I know, I know - it's not even 25 years old yet. But the underlying platform is about 30 years old! I was watching the old John Davis MotorWeek review, and I thought about all the things I loved about this car, especially since it was tragically taken from me earlier this year. So here goes.
The story, briefly, is that I bought this car with about 175k miles and a leaky water pump that failed shortly after purchase. So go Mercedes of the era / mileage, though, and while I spent a lot keeping it up, it was only because it was in such great cosmetic shape. It was also optioned with the rare Soft Leather Interior package, which replaced the iconic - and ugly - MBTex "taxi leather" (read: fancy vinyl) seats that were standard on the car. It was a piano color scheme - white on the outside, black on the inside. My vehicle, aside from a common interior modification (adhesive-attached cup-holder below the armrest), was absolutely stock.
The 190E 2.6 was far from a perfect vehicle. Its 2.6 liter straight six was fairly lacking in the torque department, especially at low revs, and its slow-shifting 4-speed slushbox prone to snapping, hard gear changes when it got on in miles. I seriously thought sometimes that a downshift into 3rd above 60MPH would just cause the transmission to simply explode one day.
As a cruiser around 30-50MPH, though, it rode smoothly, and with more road connection than many larger Benzes of the era. I would know - I have a '92 300CE now. Its relatively low curb weight, for a Benz, of around 3000 lbs made it a fun car to throw around corners, especially since it was equipped as standard with Comfort-rated Bilstein shocks all around, which produced hilarious amounts of body roll for such a small, relatively low-slung car.

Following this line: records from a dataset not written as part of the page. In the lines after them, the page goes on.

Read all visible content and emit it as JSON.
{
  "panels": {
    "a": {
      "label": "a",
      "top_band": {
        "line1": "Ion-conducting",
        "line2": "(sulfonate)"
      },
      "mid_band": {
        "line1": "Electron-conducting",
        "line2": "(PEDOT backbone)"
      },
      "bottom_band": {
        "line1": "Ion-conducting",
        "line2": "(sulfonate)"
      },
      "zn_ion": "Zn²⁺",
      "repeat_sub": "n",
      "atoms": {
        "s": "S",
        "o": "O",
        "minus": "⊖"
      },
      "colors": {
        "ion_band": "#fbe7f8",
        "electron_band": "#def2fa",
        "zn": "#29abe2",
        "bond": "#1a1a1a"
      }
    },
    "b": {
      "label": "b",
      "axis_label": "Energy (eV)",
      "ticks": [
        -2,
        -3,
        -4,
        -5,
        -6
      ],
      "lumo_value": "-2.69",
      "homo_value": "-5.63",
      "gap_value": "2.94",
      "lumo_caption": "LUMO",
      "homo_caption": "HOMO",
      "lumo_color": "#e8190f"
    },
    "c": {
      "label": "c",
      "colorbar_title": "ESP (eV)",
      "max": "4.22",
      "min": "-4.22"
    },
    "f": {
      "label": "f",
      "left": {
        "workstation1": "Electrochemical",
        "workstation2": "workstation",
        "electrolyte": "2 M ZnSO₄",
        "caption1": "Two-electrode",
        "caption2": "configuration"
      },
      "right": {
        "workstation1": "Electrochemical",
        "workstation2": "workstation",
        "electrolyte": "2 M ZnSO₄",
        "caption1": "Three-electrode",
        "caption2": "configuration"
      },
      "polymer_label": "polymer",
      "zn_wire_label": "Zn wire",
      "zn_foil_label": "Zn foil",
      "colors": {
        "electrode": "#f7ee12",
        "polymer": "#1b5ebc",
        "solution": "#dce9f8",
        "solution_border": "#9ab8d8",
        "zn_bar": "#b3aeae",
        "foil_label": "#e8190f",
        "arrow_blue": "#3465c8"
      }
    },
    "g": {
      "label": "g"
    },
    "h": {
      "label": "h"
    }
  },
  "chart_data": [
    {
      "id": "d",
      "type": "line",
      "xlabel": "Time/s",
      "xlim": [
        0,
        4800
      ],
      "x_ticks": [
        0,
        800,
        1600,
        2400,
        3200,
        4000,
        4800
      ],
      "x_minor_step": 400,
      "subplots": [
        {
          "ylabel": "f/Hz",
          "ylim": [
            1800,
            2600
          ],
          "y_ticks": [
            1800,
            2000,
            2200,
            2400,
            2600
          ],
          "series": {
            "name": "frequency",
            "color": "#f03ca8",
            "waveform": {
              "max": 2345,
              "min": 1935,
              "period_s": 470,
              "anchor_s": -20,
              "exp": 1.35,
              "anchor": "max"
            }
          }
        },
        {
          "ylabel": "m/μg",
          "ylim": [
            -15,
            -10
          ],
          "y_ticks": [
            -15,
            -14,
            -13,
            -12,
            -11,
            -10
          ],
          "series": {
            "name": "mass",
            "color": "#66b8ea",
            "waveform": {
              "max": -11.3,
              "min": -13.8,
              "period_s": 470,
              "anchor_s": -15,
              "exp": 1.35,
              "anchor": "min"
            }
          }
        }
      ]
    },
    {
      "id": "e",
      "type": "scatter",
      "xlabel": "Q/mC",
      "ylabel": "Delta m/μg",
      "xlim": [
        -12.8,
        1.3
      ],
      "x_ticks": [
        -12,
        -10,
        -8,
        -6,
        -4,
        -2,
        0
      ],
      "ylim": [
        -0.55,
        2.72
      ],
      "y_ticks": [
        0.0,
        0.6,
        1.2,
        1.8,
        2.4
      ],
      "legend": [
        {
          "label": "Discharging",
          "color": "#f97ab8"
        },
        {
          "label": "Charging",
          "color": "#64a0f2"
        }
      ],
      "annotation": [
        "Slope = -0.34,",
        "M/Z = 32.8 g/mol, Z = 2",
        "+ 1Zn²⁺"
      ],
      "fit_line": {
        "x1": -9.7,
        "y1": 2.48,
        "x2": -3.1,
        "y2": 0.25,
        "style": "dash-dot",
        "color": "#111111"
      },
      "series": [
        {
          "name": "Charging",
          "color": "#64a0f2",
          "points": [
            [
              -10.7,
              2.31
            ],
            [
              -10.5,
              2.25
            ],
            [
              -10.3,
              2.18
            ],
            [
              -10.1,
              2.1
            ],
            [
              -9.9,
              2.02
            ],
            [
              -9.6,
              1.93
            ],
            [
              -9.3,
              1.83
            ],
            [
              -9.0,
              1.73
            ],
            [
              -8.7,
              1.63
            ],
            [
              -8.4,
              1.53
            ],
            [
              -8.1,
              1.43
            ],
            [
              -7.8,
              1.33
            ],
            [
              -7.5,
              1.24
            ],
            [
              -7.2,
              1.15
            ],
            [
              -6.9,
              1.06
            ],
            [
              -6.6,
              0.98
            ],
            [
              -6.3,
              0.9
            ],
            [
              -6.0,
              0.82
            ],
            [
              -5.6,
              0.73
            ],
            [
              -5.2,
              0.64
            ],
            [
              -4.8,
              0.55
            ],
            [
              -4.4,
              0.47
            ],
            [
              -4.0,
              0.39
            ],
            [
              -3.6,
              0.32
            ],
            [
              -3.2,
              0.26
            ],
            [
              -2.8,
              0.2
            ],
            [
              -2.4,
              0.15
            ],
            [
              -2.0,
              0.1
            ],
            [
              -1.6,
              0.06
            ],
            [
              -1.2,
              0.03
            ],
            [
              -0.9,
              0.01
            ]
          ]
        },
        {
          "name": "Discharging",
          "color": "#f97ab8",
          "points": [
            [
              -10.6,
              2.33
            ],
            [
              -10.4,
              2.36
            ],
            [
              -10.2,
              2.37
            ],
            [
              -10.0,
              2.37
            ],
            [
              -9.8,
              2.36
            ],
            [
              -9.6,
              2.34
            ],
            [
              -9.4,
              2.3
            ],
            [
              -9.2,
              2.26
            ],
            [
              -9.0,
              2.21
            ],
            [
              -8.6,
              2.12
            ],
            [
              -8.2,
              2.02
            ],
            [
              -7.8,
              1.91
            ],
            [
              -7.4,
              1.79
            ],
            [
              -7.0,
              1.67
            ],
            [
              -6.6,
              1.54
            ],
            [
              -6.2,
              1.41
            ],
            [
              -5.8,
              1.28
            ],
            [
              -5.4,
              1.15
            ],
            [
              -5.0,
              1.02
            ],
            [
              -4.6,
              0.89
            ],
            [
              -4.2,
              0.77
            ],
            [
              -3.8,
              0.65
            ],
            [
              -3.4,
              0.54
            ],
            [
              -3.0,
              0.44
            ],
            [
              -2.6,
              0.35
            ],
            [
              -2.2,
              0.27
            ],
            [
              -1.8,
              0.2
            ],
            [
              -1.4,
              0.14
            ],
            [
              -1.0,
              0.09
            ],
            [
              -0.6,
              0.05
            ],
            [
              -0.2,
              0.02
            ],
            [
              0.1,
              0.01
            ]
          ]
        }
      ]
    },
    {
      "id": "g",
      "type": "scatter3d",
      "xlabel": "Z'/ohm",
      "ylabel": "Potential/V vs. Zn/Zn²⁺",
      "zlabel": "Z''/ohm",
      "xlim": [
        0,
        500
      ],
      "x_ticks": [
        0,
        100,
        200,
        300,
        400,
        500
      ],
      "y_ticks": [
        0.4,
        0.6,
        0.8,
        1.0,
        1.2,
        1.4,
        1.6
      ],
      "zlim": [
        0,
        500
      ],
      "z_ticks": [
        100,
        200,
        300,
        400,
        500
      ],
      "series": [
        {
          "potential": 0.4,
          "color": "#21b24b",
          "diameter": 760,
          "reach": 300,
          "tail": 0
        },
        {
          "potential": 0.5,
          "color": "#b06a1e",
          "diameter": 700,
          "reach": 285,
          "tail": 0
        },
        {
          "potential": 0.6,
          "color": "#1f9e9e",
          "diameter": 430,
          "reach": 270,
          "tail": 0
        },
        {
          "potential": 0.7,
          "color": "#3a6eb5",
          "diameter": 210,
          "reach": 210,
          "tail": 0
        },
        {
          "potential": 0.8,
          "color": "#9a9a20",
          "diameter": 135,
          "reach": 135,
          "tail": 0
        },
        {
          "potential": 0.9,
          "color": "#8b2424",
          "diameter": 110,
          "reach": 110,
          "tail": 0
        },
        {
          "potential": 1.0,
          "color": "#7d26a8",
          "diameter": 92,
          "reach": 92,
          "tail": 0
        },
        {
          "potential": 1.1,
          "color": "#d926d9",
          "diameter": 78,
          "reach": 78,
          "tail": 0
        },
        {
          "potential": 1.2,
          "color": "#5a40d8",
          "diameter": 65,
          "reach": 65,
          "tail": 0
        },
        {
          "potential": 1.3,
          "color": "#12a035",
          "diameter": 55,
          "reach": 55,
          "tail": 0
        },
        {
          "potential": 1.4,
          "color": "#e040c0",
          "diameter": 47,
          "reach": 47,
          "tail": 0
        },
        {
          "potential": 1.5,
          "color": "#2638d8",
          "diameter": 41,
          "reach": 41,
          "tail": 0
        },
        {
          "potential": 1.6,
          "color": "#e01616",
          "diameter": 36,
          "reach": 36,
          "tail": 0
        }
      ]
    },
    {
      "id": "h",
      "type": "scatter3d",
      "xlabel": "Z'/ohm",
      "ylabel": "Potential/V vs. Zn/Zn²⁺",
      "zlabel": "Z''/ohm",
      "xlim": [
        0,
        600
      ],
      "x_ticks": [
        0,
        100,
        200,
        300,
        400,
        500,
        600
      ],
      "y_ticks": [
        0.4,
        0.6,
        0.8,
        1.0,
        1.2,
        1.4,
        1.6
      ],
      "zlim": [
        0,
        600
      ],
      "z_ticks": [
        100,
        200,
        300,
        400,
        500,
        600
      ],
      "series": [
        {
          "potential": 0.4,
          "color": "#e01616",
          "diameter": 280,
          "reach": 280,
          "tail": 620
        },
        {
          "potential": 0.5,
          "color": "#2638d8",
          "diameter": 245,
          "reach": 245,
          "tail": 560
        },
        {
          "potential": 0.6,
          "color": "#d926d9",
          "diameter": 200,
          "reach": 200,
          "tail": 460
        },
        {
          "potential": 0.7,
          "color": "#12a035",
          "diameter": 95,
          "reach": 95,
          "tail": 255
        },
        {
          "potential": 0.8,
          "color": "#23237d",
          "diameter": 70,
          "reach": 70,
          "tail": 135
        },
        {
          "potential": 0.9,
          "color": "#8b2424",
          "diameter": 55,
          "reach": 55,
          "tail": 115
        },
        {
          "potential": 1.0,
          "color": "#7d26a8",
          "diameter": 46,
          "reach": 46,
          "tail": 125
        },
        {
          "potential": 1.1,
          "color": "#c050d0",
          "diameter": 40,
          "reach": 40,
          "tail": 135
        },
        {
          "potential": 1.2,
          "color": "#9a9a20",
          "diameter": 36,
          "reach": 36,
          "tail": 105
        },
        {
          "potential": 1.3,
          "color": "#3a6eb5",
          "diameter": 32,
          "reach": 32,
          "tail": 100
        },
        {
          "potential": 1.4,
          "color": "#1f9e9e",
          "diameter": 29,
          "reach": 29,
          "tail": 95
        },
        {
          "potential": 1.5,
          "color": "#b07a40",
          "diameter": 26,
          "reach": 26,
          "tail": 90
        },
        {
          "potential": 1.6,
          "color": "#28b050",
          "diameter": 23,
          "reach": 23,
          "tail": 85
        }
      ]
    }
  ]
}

The brakes weren't very good, and overheated pretty easily. The HVAC system was unpredictable at best. It consumed a quart of oil every thousand miles. It sometimes had a stumbly idle, and smoked like a chimney if you pushed it up near its 6500 RPM redline. It wasn't a big fan of particularly hot summer days. It definitely wasn't very fast.
The thing about me, though, is that when I buy a used car, I'm much more about how it looks to have been treated. I want original paint with no clear-coat damage, and a good mirror finish after a proper waxing. No missing trim. No readily visible dents. My 190E 2.6 was absolutely brilliant when it was all cleaned up. The black interior showed almost no wear (aside from the unavoidable cracking of the wood trim around the gear shift), and with the tires shined, black ABS plastic bumpers given a little conditioning, and the chrome work a bit of polishing, I was proud to drive it.
That's what I really like about owning an older car - getting it all cleaned up and taking it for a drive. It's not about having a fancy car, or a fast one, it's about saying "this is mine, I care about keeping it nice, I cherish it enough to keep it running well, and I want it to be out on the road where I can enjoy it."
In January, I was struck from behind by a Jeep Wrangler Unlimited doing about 40 MPH while I was at a stop. The Wrangler hit my 190E 2.6 about six inches above the top of the bumper line, completely crushing the trunk, and rendering the car totaled (my mechanic's estimate was "at least $8500").
I couldn't believe it. I wasn't even angry, I was just seriously bummed out.
But not only did my 190 drive away from the accident under its own power, it showed absolutely no sign of major mechanical or electrical malfunction thereafter. The trunk was completely caved in, and the right-rear light assembly annihilated, but the left rear lights all worked. The doors all opened and shut without sticking. The rear windshield was completely unaffected. The car started and drove just like it always had, without complaint, and didn't even seem to make any kind of unusual squeaks or groans. I was pretty shocked, even though I already knew there was no way it would ever see the road again after it had been collected by the insurance company.
It was a great car, and it had in spades what every real Jalop values in a vehicle: character. I'll miss it.